Yusuf Genç: ‘Ömrüm Seni Sevmekle Nihayet Bulacaktır’

“Muhammed’in yolundan ayrılan Türkler, başkalarının
hükmü altına girmiştir.”
                                      Rousseau

İstiklal Harbi’nde gülle-mermi arasındaki gerçek cephanemiz de oydu ki, düşman kovulana kadar durmadan o büyük ezberi tekrar edip durmuştuk. O denklemdi her şeyini kaybetmiş Anadolu’nun ‘kendi’sini kaybetmemek için dilinden düşürmediği hakikat.

YUSUF GENÇ

I.

Onlar da anlasın diye epigrafa Rousseau’ yu koydum. Yoksa mesele bizim açımızdan oldukça kısa: Efendimiz Yunus Emre diyor ki; “Muhammed cümleye dindir imandır.” Bu kadar deyip bitirebiliriz de. Bitirmeyelim. Din nedir, iman nedir, cümle nedir anlayalım. Bu topraklarda kurulmuş her güzel cümle, yapılmış her güzel iş herkesten ve her şeyden önce Resulullah’ a yöneliktir. Yapıp ettiğimiz her güzellik, onu övmek vazifesiyledir. Varlığın anlamını dünyadan ibaret bilmeyenlerin en iyi bildikleri ezberdir bu. Bir tercih olduğu kadar, var olmanın kapısındaki zorunluluğumuzdur da. Başka türlü yaşayamaz, başka türlü var olamayız çünkü. Sadece bugün de değil üstelik. Tarihe çıktığımız günden beri bu böyledir. Hem toplumsal hem de ferdi varlığımızın, ‘var’ol-abilmesi ve varlığını sürdürebilmesi için kaçınılmaz istikametimiz budur. O’ nu anmak ve O’na yönelmek dışındaki bütün seçenekler felaketimizle sonuçlanacak kesinliklerdir. Ya O’ nu överek ve O’ nu merkeze koyarak var oluruz ya da yok olmaktan başka bir seçenekle karşılaşmayız. İstesek de istemesek de hakikat budur.

II.

Bizim, her santimine 21. yüzyıl bulaşmış bünyemizin kolaylıkla anlayamayacağı bir denklem bu.

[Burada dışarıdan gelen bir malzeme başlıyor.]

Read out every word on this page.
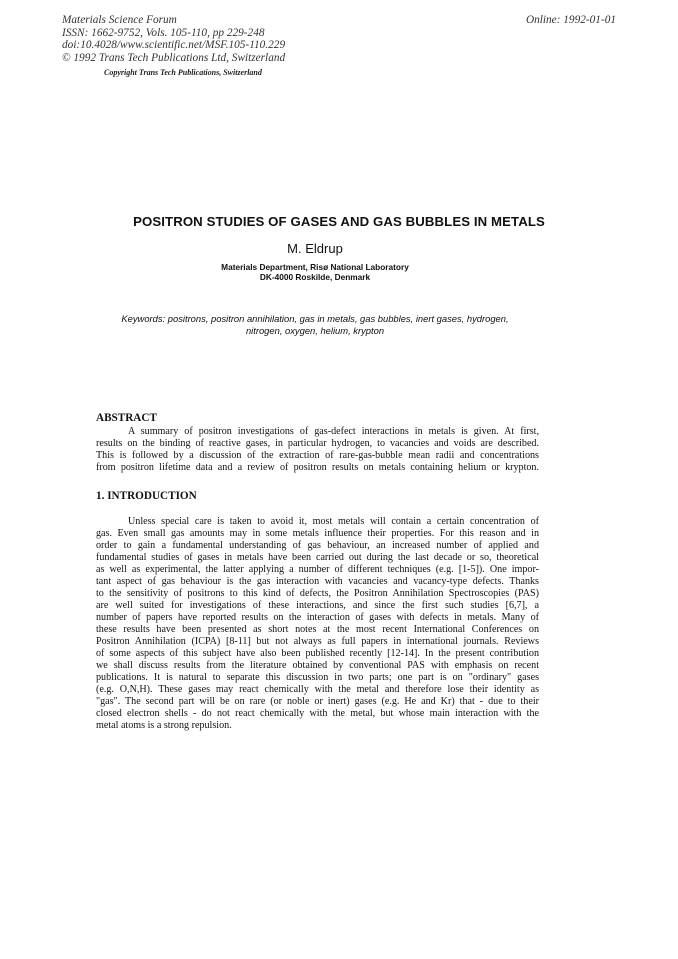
Materials Science Forum
ISSN: 1662-9752, Vols. 105-110, pp 229-248
doi:10.4028/www.scientific.net/MSF.105-110.229
© 1992 Trans Tech Publications Ltd, Switzerland
Online: 1992-01-01
Copyright Trans Tech Publications, Switzerland
POSITRON STUDIES OF GASES AND GAS BUBBLES IN METALS
M. Eldrup
Materials Department, Risø National Laboratory
DK-4000 Roskilde, Denmark
Keywords: positrons, positron annihilation, gas in metals, gas bubbles, inert gases, hydrogen,
nitrogen, oxygen, helium, krypton
ABSTRACT
A summary of positron investigations of gas-defect interactions in metals is given. At first,
results on the binding of reactive gases, in particular hydrogen, to vacancies and voids are described.
This is followed by a discussion of the extraction of rare-gas-bubble mean radii and concentrations
from positron lifetime data and a review of positron results on metals containing helium or krypton.
1. INTRODUCTION
Unless special care is taken to avoid it, most metals will contain a certain concentration of
gas. Even small gas amounts may in some metals influence their properties. For this reason and in
order to gain a fundamental understanding of gas behaviour, an increased number of applied and
fundamental studies of gases in metals have been carried out during the last decade or so, theoretical
as well as experimental, the latter applying a number of different techniques (e.g. [1-5]). One impor-
tant aspect of gas behaviour is the gas interaction with vacancies and vacancy-type defects. Thanks
to the sensitivity of positrons to this kind of defects, the Positron Annihilation Spectroscopies (PAS)
are well suited for investigations of these interactions, and since the first such studies [6,7], a
number of papers have reported results on the interaction of gases with defects in metals. Many of
these results have been presented as short notes at the most recent International Conferences on
Positron Annihilation (ICPA) [8-11] but not always as full papers in international journals. Reviews
of some aspects of this subject have also been published recently [12-14]. In the present contribution
we shall discuss results from the literature obtained by conventional PAS with emphasis on recent
publications. It is natural to separate this discussion in two parts; one part is on "ordinary" gases
(e.g. O,N,H). These gases may react chemically with the metal and therefore lose their identity as
"gas". The second part will be on rare (or noble or inert) gases (e.g. He and Kr) that - due to their
closed electron shells - do not react chemically with the metal, but whose main interaction with the
metal atoms is a strong repulsion.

Bugün artık bütünüyle anlayamayacağımız o denklemdir, Osmanlı şehzadelerinin başlıklarına nalın-ı saadet’i nakşettiren… Sultanların şehrinde göz bebeği semte, sırf O’ nu sevdi, sırf O’ nu evinde ağırladı, sırf O’ nu gördü diye Eyüp ‘Sultan’ diyen ve Padişahları her cüluslarında o kapıya götüren şey de budur. İstiklal Harbi’ nde gülle-mermi arasındaki gerçek cephanemiz de oydu ki, düşman kovulana kadar durmadan o büyük ezberi tekrar edip durmuştuk. O denklemdi her şeyini kaybetmiş Anadolu’ nun ‘kendi’sini kaybetmemek için dilinden düşürmediği hakikat. Eskişehir ve Malatya’dan, masumlar öldürülmesin diye kalkan uçakların Kıbrıs semalarına yaklaşması ile burada minarelerden yükselen ses arasındaki ilişkiyi de o denklem açığa çıkarır. Hepsi bir yana, hatırlayalım; On bir yıl süren Devr-i Fetret’ te baştan başa eşkıya yatağı haline gelen Anadolu’ nun o kaostan kurtulmasını sağlayan şey neydi? O’ nu övmekti…Üzerine en çok konuştuğumuz şeyler, çoğunlukla üzerine en az düşündüğümüz şeyler olmakla sonuçlanıyor.